By Tim Sandle     Sep 5, 2017 in Health
If the wearable technology market is to progress, developers will need to understand the science of human skin better, a new report suggests. Future technologies are set to cover conditions like heart conditions, diabetes, and pain relief.
Wearables are set to make a greater contribution to digital health according to Dr. Diana Eitzman. Dr. Eitzman is the director of agile commercialization for 3M’s Critical & Chronic Care Solutions Division. She told QMed in a recent interview: “Wearables can help patients stay out of the hospital.” For this reason, combined with an improving reception from the medical sector, investment in wearables is set to expand in 2018 and offer new opportunities for start-ups, as well as major players like 3M.

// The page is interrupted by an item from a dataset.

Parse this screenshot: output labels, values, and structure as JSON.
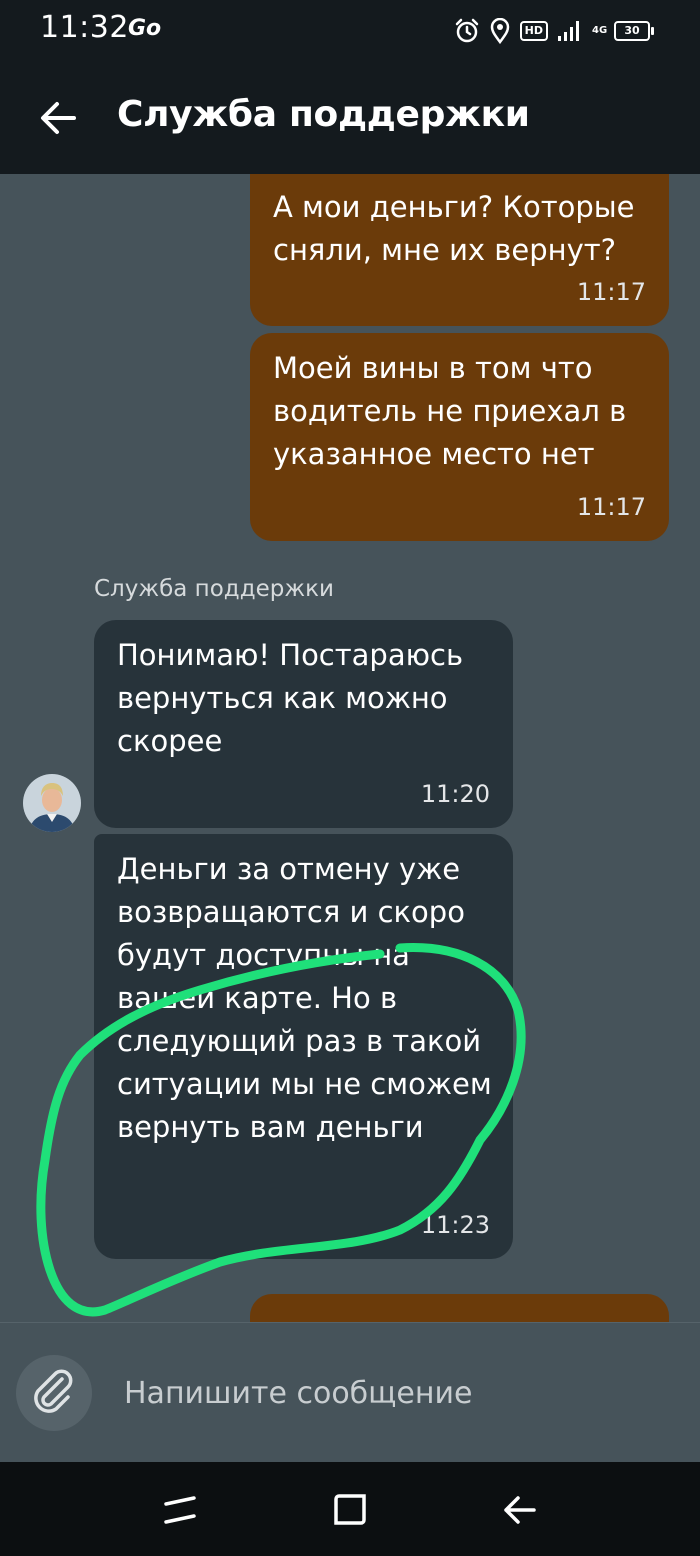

Dr. Eitzman has recently presented a report to at MD&M East 2017 (the largest ‘medtech’ event on the east coast of the U.S.). The report and accompanying presentation was titled: “Science of Skin: Challenges of Long Wear Adhesives.” In the presentation, Dr. Eitzman discussed the critical considerations when developing wearables to be worn on skin, as well as the requirements for developing an appropriate proper adhesive.
For next-generation health wearables to be effective, Dr. Eitzman said that developers need to understand the complexity of human skin better. Here she states: “Skin is multilayer, and the stratum corneum layer of the epidermis sheds cells and replaces itself in 14 days.” She also notes, furthering the complexities of device development: “the epidermis layer thins as you age and loses hyaluronic acid—it is an at-risk surface.”
One way that wearables might work better is by taking layers of skin off, to lower the surface tension. The quality of many wearables is also affected by how it binds to the skin. Here the types of adhesives can make a significant difference. According to a 3M study (published as a white paper “Evaluation of Wear Time for Various Tapes on Human Volunteers: 21-day Study”), the user population is significant for determining the suitability of the adhesive. Adhesives may need to differ depending upon whether the skin is fragile skin or if the device needs to be fitted in a moist area.
As an example of developments with wearable technology, University of Tokyo scientists have created a hypoallergenic electronic sensor that can be worn on the skin continuously for a week without discomfort. The device has been fashioned to be very light and thin so that users forget they are wearing it. The device acts as an elastic electrode fashioned from breathable nanoscale meshes. The technology has been reported to Nature Communications in the research paper “Inflammation-free, gas-permeable, lightweight, stretchable on-skin electronics with nanomeshes.”